Un de mes amis, qui souffrait des yeux, alla consulter un oculiste célèbre et ne fut pas peu surpris de l’entendre lui poser cette première question : « Votre estomac fonctionne-t-il bien ? » Ce fut aux organes digestifs du malade que le grand praticien consacra tout d’abord son attention. Quand il eut rétabli la santé générale de son client, le mal local avait disparu comme par enchantement. Il en sera de même pour la crise des changes. Ce n’est pas une maladie qui réclame des remèdes spécifiques. Elle est née des souffrances de l’organisme tout entier et s’évanouira dès que la France aura retrouvé son équilibre économique.

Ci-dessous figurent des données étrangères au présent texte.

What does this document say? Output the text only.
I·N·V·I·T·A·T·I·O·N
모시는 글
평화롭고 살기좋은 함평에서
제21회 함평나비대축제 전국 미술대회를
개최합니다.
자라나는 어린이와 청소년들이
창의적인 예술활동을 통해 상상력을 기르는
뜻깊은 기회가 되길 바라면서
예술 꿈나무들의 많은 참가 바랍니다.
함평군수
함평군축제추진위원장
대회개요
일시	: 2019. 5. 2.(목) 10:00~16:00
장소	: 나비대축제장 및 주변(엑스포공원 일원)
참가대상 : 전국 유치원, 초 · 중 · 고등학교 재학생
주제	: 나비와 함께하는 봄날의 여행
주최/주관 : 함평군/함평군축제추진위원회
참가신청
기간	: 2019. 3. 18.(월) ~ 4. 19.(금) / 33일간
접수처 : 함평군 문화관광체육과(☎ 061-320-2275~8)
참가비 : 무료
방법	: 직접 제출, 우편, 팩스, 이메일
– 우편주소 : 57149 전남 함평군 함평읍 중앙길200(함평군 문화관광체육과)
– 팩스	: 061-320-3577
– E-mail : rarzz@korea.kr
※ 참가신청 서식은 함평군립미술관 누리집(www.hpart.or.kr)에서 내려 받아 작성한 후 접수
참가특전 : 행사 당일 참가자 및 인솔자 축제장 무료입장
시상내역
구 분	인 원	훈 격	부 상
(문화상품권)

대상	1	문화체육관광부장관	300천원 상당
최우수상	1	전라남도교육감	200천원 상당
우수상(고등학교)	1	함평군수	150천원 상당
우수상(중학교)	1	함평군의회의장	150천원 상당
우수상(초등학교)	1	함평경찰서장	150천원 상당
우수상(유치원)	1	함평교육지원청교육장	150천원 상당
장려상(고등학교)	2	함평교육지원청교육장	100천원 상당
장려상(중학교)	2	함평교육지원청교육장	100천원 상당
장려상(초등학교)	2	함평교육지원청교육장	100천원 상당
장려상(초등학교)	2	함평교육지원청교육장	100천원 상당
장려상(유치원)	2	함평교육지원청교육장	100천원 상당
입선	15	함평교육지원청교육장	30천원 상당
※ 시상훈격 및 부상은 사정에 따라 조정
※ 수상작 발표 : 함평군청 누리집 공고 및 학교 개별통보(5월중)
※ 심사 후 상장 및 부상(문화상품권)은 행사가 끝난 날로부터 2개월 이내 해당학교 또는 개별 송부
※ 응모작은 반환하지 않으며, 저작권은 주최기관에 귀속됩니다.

Dans un discours mémorable, au mois d’août 1914, M. Lloyd George, qui était alors chancelier de l’Echiquier, c’est-à-dire Ministre des finances, exposait à la Chambre des Communes la série des mesures qu’il avait prises, avec une décision rapide, pour maintenir au-dessus de toute discussion l’intégrité du crédit anglais. « La livre sterling, s’écriait-il, a toujours été considérée, dans le monde entier, comme de l’or ; il faut qu’elle continue à l’être. » Inspirons-nous de cette doctrine financière et faisons converger nos efforts vers ce but clairement défini. Si nous le voulons, peu d’années suffiront à l’atteindre et nous nous retrouverons dans la situation d’avant guerre, alors que le franc, lui aussi, était de l’or, et faisait prime sur les marchés étrangers.